If numbers feel triggering or do not feel safe for you, that is okay too. You can still check in with yourself but instead try connecting with the feelings of comfortable, uncomfortable or neutral. This practice still allows you to pause and get used to checking in with yourself and picking up on cues your body may be sending you. 

Next, how do you know if it’s time to eat? Since hunger is so individual, a good starting place is eating a meal when you are feeling around a three on the hunger scale. When you eat a meal when you can identify hunger without it feeling urgent then you are more likely to check in with yourself on what sounds good and eat at an appropriate pace compared to when you wait too long and it is hard to identify what sounds good. Waiting too long to eat a meal can also result in eating at a quicker pace compared to your natural, intuitive pace which can then result in bloating, an upset stomach and not feeling as satisfied with your meal. It’s probably a good time to grab a snack when you are feeling around a four on the hunger scale and identify a slight sensation of hunger. Snacks are meant to hold us over until meal times and give you that pick-me-up feeling. Something to be mindful of is if you find yourself snacking more often throughout the day, you may be hungry for a meal, not a snack.

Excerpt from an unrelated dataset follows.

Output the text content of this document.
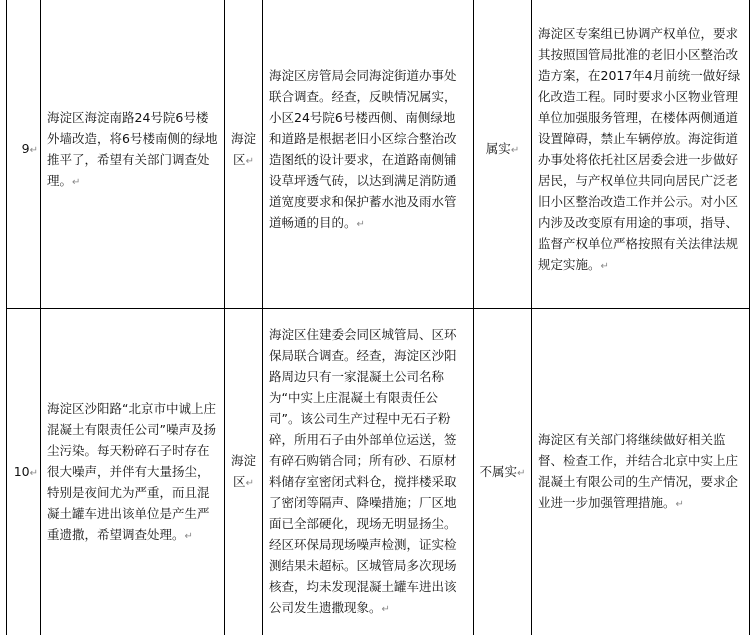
9↵	海淀区海淀南路24号院6号楼外墙改造，将6号楼南侧的绿地推平了，希望有关部门调查处理。↵	海淀区↵	海淀区房管局会同海淀街道办事处联合调查。经查，反映情况属实，小区24号院6号楼西侧、南侧绿地和道路是根据老旧小区综合整治改造图纸的设计要求，在道路南侧铺设草坪透气砖，以达到满足消防通道宽度要求和保护蓄水池及雨水管道畅通的目的。↵	属实↵	海淀区专案组已协调产权单位，要求其按照国管局批准的老旧小区整治改造方案，在2017年4月前统一做好绿化改造工程。同时要求小区物业管理单位加强服务管理，在楼体两侧通道设置障碍，禁止车辆停放。海淀街道办事处将依托社区居委会进一步做好居民，与产权单位共同向居民广泛老旧小区整治改造工作并公示。对小区内涉及改变原有用途的事项，指导、监督产权单位严格按照有关法律法规规定实施。↵
10↵	海淀区沙阳路“北京市中诚上庄混凝土有限责任公司”噪声及扬尘污染。每天粉碎石子时存在很大噪声，并伴有大量扬尘，特别是夜间尤为严重，而且混凝土罐车进出该单位是产生严重遗撒，希望调查处理。↵	海淀区↵	海淀区住建委会同区城管局、区环保局联合调查。经查，海淀区沙阳路周边只有一家混凝土公司名称为“中实上庄混凝土有限责任公司”。该公司生产过程中无石子粉碎，所用石子由外部单位运送，签有碎石购销合同；所有砂、石原材料储存室密闭式料仓，搅拌楼采取了密闭等隔声、降噪措施；厂区地面已全部硬化，现场无明显扬尘。经区环保局现场噪声检测，证实检测结果未超标。区城管局多次现场核查，均未发现混凝土罐车进出该公司发生遗撒现象。↵	不属实↵	海淀区有关部门将继续做好相关监督、检查工作，并结合北京中实上庄混凝土有限公司的生产情况，要求企业进一步加强管理措施。↵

It is important to acknowledge that there may be times it may not be appropriate to check in with your hunger cues. This can especially be true in the early stages of eating disorder recovery when the goal is symptom interruption and/or weight restoration. During this phase the goal is medical stabilization and you may need to nourish your body even if there are no hunger cues. Additionally, you may need to eat past the point of comfortable satisfaction to provide your body with the necessary amount of nutrition for physiological repletion.

Other times we may not be able to check in with the body are for those that have experienced trauma and it does not feel safe to check in with your body. It will be important to continue to work with your team throughout your recovery. Finally, for those who experience food insecurity may also not be able to respond to hunger cues if there isn’t adequate access to foods. Embrace what foods you do have access to rather than trying to save for later or avoid because of the nutrient content. Continue to work from the mindset of the all foods fit philosophy. If you are having difficulty accessing enough nutrition, please know there are many resources available and we can help work with your team to help locate appropriate resources. 

Hunger is a physical and emotional experience. It is normal for it to feel confusing especially when you first start checking in with yourself. It’s okay to not know. It takes time and exploration to be able to get to a point to feel neutral with this experience. Small steps lead to lasting and sustainable goals. Our team is looking forward to continuing alongside you on this journey.